Prospects for biological control of the buffalo fly
The current failure of introduced dung beetles and predators/parasites to achieve obvious biological control of the buffalo fly makes us question whether effective biological control is possible. To answer this question, a group of CSIRO scientists, led by Dr Bernard Doube, studied the biology of the African buffalo fly in South Africa, with a view to identifying biocontrol agents that could be introduced to Australia.
African buffalo flies feed on Cape Buffalo in game reserves in South Africa, and breed in dung. We studied their natural enemies in order to select biocontrol agents for the buffalo fly in Australia.
The African buffalo fly is quite scarce on cattle and buffalo in southern Africa, indicating that it may be under effective biological control. For example, in the Transkei, in summer in 1982, a 10-day survey found that cattle carried an average of 25 buffalo flies when no chemicals were used to control ticks. In similar situations in Australia buffalo fly burdens can be 1000 or more per animal.

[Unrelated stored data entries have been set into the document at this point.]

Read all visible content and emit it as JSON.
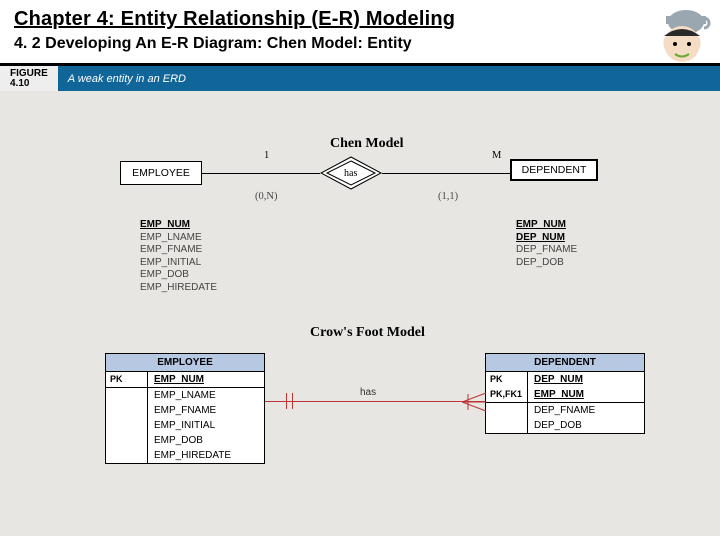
{
  "header": {
    "title": "Chapter 4: Entity Relationship (E-R) Modeling",
    "subtitle": "4. 2 Developing An E-R Diagram: Chen Model: Entity"
  },
  "figure": {
    "num_line1": "FIGURE",
    "num_line2": "4.10",
    "caption": "A weak entity in an ERD"
  },
  "chen": {
    "title": "Chen Model",
    "entity1": "EMPLOYEE",
    "entity2": "DEPENDENT",
    "rel": "has",
    "card1": "1",
    "card2": "M",
    "part1": "(0,N)",
    "part2": "(1,1)",
    "attrs1": [
      "EMP_NUM",
      "EMP_LNAME",
      "EMP_FNAME",
      "EMP_INITIAL",
      "EMP_DOB",
      "EMP_HIREDATE"
    ],
    "attrs2": [
      "EMP_NUM",
      "DEP_NUM",
      "DEP_FNAME",
      "DEP_DOB"
    ],
    "pk1_idx": [
      0
    ],
    "pk2_idx": [
      0,
      1
    ]
  },
  "crows": {
    "title": "Crow's Foot Model",
    "entity1": "EMPLOYEE",
    "entity2": "DEPENDENT",
    "rel": "has",
    "t1_key_rows": [
      {
        "k": "PK",
        "a": "EMP_NUM",
        "u": true
      }
    ],
    "t1_rows": [
      {
        "k": "",
        "a": "EMP_LNAME"
      },
      {
        "k": "",
        "a": "EMP_FNAME"
      },
      {
        "k": "",
        "a": "EMP_INITIAL"
      },
      {
        "k": "",
        "a": "EMP_DOB"
      },
      {
        "k": "",
        "a": "EMP_HIREDATE"
      }
    ],
    "t2_key_rows": [
      {
        "k": "PK",
        "a": "DEP_NUM",
        "u": true
      },
      {
        "k": "PK,FK1",
        "a": "EMP_NUM",
        "u": true
      }
    ],
    "t2_rows": [
      {
        "k": "",
        "a": "DEP_FNAME"
      },
      {
        "k": "",
        "a": "DEP_DOB"
      }
    ]
  }
}
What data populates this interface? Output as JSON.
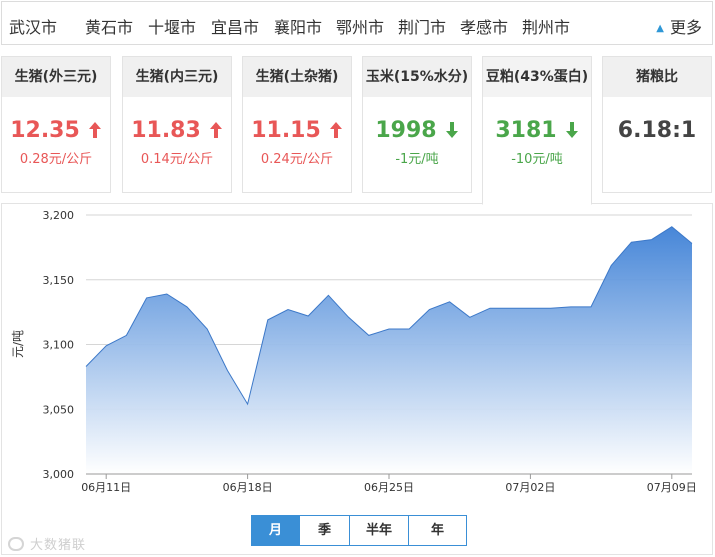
{
  "cities": [
    "武汉市",
    "黄石市",
    "十堰市",
    "宜昌市",
    "襄阳市",
    "鄂州市",
    "荆门市",
    "孝感市",
    "荆州市"
  ],
  "more_label": "更多",
  "cards": [
    {
      "title": "生猪(外三元)",
      "price": "12.35",
      "change": "0.28元/公斤",
      "trend": "up"
    },
    {
      "title": "生猪(内三元)",
      "price": "11.83",
      "change": "0.14元/公斤",
      "trend": "up"
    },
    {
      "title": "生猪(土杂猪)",
      "price": "11.15",
      "change": "0.24元/公斤",
      "trend": "up"
    },
    {
      "title": "玉米(15%水分)",
      "price": "1998",
      "change": "-1元/吨",
      "trend": "down"
    },
    {
      "title": "豆粕(43%蛋白)",
      "price": "3181",
      "change": "-10元/吨",
      "trend": "down"
    },
    {
      "title": "猪粮比",
      "price": "6.18:1",
      "change": "",
      "trend": "none"
    }
  ],
  "active_card": 4,
  "periods": [
    "月",
    "季",
    "半年",
    "年"
  ],
  "active_period": 0,
  "watermark": "大数猪联",
  "colors": {
    "up": "#e85757",
    "down": "#4aa64a",
    "accent": "#3a8fd6",
    "area_top": "#4a8fd8",
    "area_bottom": "#ffffff",
    "line": "#3c78c8"
  },
  "icons": {
    "up": "arrow-up-icon",
    "down": "arrow-down-icon",
    "more": "triangle-up-icon"
  },
  "chart_data": {
    "type": "area",
    "ylabel": "元/吨",
    "ylim": [
      3000,
      3200
    ],
    "yticks": [
      3000,
      3050,
      3100,
      3150,
      3200
    ],
    "ytick_labels": [
      "3,000",
      "3,050",
      "3,100",
      "3,150",
      "3,200"
    ],
    "xtick_labels": [
      "06月11日",
      "06月18日",
      "06月25日",
      "07月02日",
      "07月09日"
    ],
    "xtick_indices": [
      1,
      8,
      15,
      22,
      29
    ],
    "grid": true,
    "series": [
      {
        "values": [
          3083,
          3099,
          3107,
          3136,
          3139,
          3129,
          3112,
          3080,
          3054,
          3119,
          3127,
          3122,
          3138,
          3121,
          3107,
          3112,
          3112,
          3127,
          3133,
          3121,
          3128,
          3128,
          3128,
          3128,
          3129,
          3129,
          3161,
          3179,
          3181,
          3191,
          3178
        ]
      }
    ]
  }
}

In most of South Africa the African buffalo fly had been exterminated by the frequent use of fly-toxic chemicals for tick control, and so conventional farms could not be used to identify biocontrol agents. However, the fly was present on buffalo in the game reserves in southern Africa. Over several years in the 1980s, natural populations of the African buffalo fly were studied and the levels of biological control in African dung pads were compared with those of the buffalo fly in Australia.
A very clear result emerged. In Africa the level of biological control of the buffalo fly in dung pads was substantially greater than that observed in Australia and the fly burdens on buffalo were correspondingly lower than fly burdens on cattle in Australia. This suggests that there are indeed effective biocontrol agents in dung pads in southern Africa that could be introduced to Australia to improve control of the Australian buffalo fly. The candidates are predatory beetles and mites, more dung beetle species, and possibly parasites.